The Malawi Confederation of Chambers of Commerce and Industry (MCCCI) has decried the operating environment in the just-ended year, citing high costs of doing business and Covid-19 pandemic as factors undermining business growth.
MCCCI has since painted a gloomy outlook for businesses this new year as the environment is still depressed due to the effects of the Covid-19 pandemic.
In its 2021 Assessment of Business Environment, MCCCI said overall, the business operating environment in 2021 was largely suppressed due to the continued impact of the pandemic.
Reads in part the report co-signed by MCCCI president James Chimwaza and chief executive officer Chancellor Kaferapanjira: “Despite a good agriculture season, the country’s export earnings were weak compared to previous years attributed mainly to weak external demand and logistical challenges caused by border restrictions.
“The cost of doing business was high for exporters due to the emergence of pandemic-related non-tariff barriers and increase in shipping costs as a result of reduced number of ships in operation internationally.”
The private sector lobby group fears that 2022 may also turn out to be a difficult year for businesses depending on the pathway of the Covid-19 pandemic and weather patterns.
The chamber said that in 2021, pandemic-induced supply-demand mismatches triggered inflation rise and warned that if these persist for much longer this year, it could force the Reserve Bank of Malawi (RBM) to implement contractionary monetary policy to counter inflation.
According to the MCCCI, the short-term outlook does not look promising due to worsening pandemic dynamics and unfavourable weather patterns and that risks to economic prospects have increased and policy trade-offs have become more complex.
Covid-19 pandemic has left most businesses depressed due to the general economic slowdown and measures imposed by governments to slow the spread of the Covid-19 pandemic.
RBM Governor Wilson Banda is also on record as having said that in terms of the risks to the growth outlook, uncertainty around the evolution of the pandemic remains a key factor shaping the economic outlook.
“If the Covid-19 pandemic continues, progress on treatment and vaccines is slower than anticipated, or countries’ access to the vaccines remains unequal, economic activity could be lower than expected, with renewed social distancing and tighter lockdowns,” he said in the fourth Monetary Policy Committee statement.

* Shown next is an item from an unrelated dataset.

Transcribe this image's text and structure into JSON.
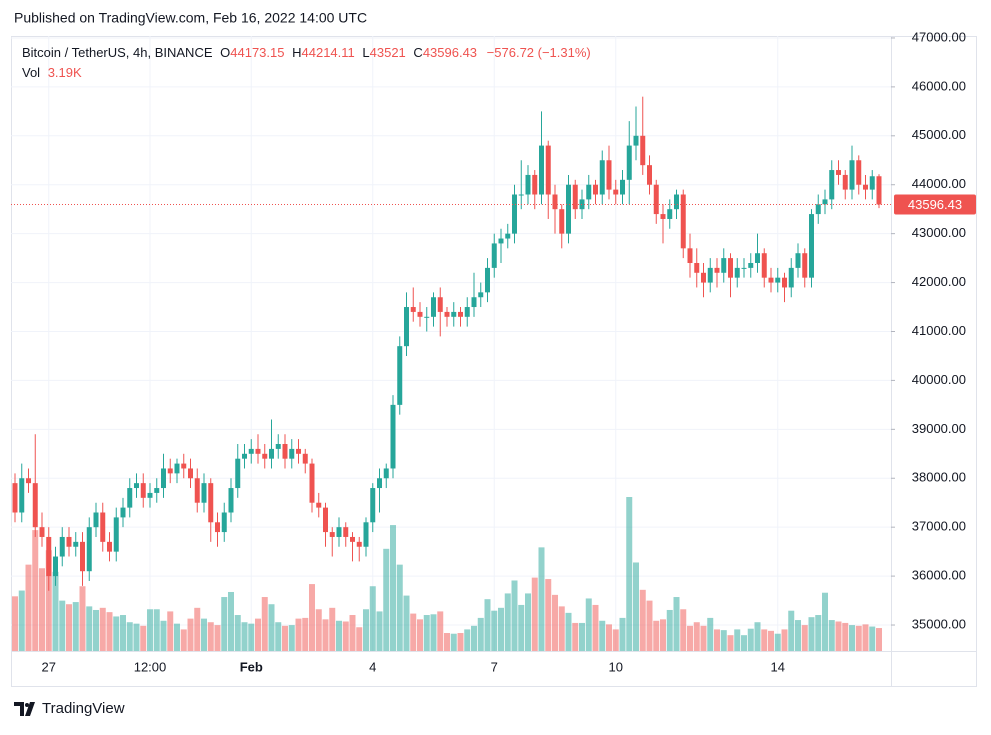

In its recent Malawi Economic Monitor, the World Bank has projected that growth is at risk of further waves of Covid-19 and due to new variants and potentially heightened macroeconomic volatility that could arise when global financial conditions tighten.
Reads the report in part: “Supply-demand mismatches could persist, potentially due to another wave of Covid-19 cases, which could contribute to sustained elevated inflation.
“This could raise inflation expectations, which would risk creating self-reinforcing cycles of inflation and inflation expectations which are difficult for policy makers to counteract.” Two weeks ago, President Lazarus Chakwera unveiled a two-year Covid-19 Socio-Economic Recovery Plan that seeks to revive the country’s battered economy through various interventions.